Northeastern Section - 47th Annual Meeting (18–20 March 2012)

Paper No. 17
Presentation Time: 8:00 AM-12:00 PM

EUROPEAN IMPACTS ON THE NATIVE FLORA OF NORTH HAVEN ISLAND, CENTRAL MAINE COAST


NELSON, Robert E., Dept of Geology, Colby College, 5804 Mayflower Hill, Waterville, ME 04901-8858, CHIZINSKI, Tara L., Dept of Geology, Colby College, 5800 Mayflower Hill, Waterville, ME 04901-8858, DOODY, Erica, Department of Geology, Colby College, 5800 Mayflower Hill, Waterville, ME 04901, KORSMEYER, Lea N., Colby College, 5800 Mayflower Hill, Department of Geology, Waterville, ME 04901-8858, RUEGER, Bruce F., Colby College, Department of Geology, 5806 Mayflower Hill, Waterville, ME 04901-8858 and BOURQUE, Bruce J., Maine State Museum, Augusta, ME 04333, renelson@colby.edu

Predominantly agricultural North Haven Island lies off the central Maine coast adjacent to the larger and better-known Vinalhaven, and is the locus of the regionally important Turner Farm archeological site. Multiple cores were raised from a small coastal sedge-cattail marsh adjacent to the site in 2010 and 2011, and are subjects of ongoing detailed palynological and macrofossil study to evaluate the impacts of human populations on the native environment over the past 5000 years. Most recent evaluation has been of European impacts on the native vegetation, and comparisons of the modern forest composition to that which existed prior to colonization and near-complete deforestation of the 19th Century, as documented in Core 3 from 2011.

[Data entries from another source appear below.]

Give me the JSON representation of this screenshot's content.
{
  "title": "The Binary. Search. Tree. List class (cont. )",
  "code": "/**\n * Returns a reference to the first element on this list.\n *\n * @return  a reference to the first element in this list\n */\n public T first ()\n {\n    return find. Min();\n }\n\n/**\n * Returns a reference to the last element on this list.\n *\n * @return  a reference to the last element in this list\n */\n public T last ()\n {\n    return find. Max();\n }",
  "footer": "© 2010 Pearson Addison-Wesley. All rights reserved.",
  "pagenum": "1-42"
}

The 5-cm diameter core was sampled at 2-cm intervals for both pollen and plant macrofossils through the uppermost 32 cm (C-14 date pending), which preliminary study indicated would show this transition. Pollen samples of ~1 ml each were taken at odd-numbered depths (1, 3, 5 cm, etc.), whereas plant macrofossil samples consisted of remaining core segments between even-numbered depths (0-2, 2-4 cm, etc.). Plant macrofossil samples thus represent all identifiable remains in a volume of ca. 36 ml; pollen samples were taken from the center of the correlative macrofossil samples.

Dominant identifiable plant macrofossils from the core consist of conifer needles and seeds. Prior to European settlement, forest surrounding the marsh was dominated by balsam fir with subsidiary but common spruce and Eastern hemlock, as well as subsidiary pine. Paper and/or gray birch was an important local hardwood. The European period abruptly begins at a depth of 22 cm, above which needles all but disappear from the sediments. Grass seeds become more abundant here although sedges are consistently represented by seeds across the boundary; rare seeds of raspberries and elderberries are found both above and below the boundary. Modern forest surrounding the marsh consists of white spruce and birch; other conifers are rare or absent.

Ongoing pollen study will add knowledge of hardwoods that may have been present in the native forest but are unrepresented in the macrofossil record; ongoing evaluation of Coleopteran (beetle) remains and foraminifera will yield detailed information of changes in the marsh itself.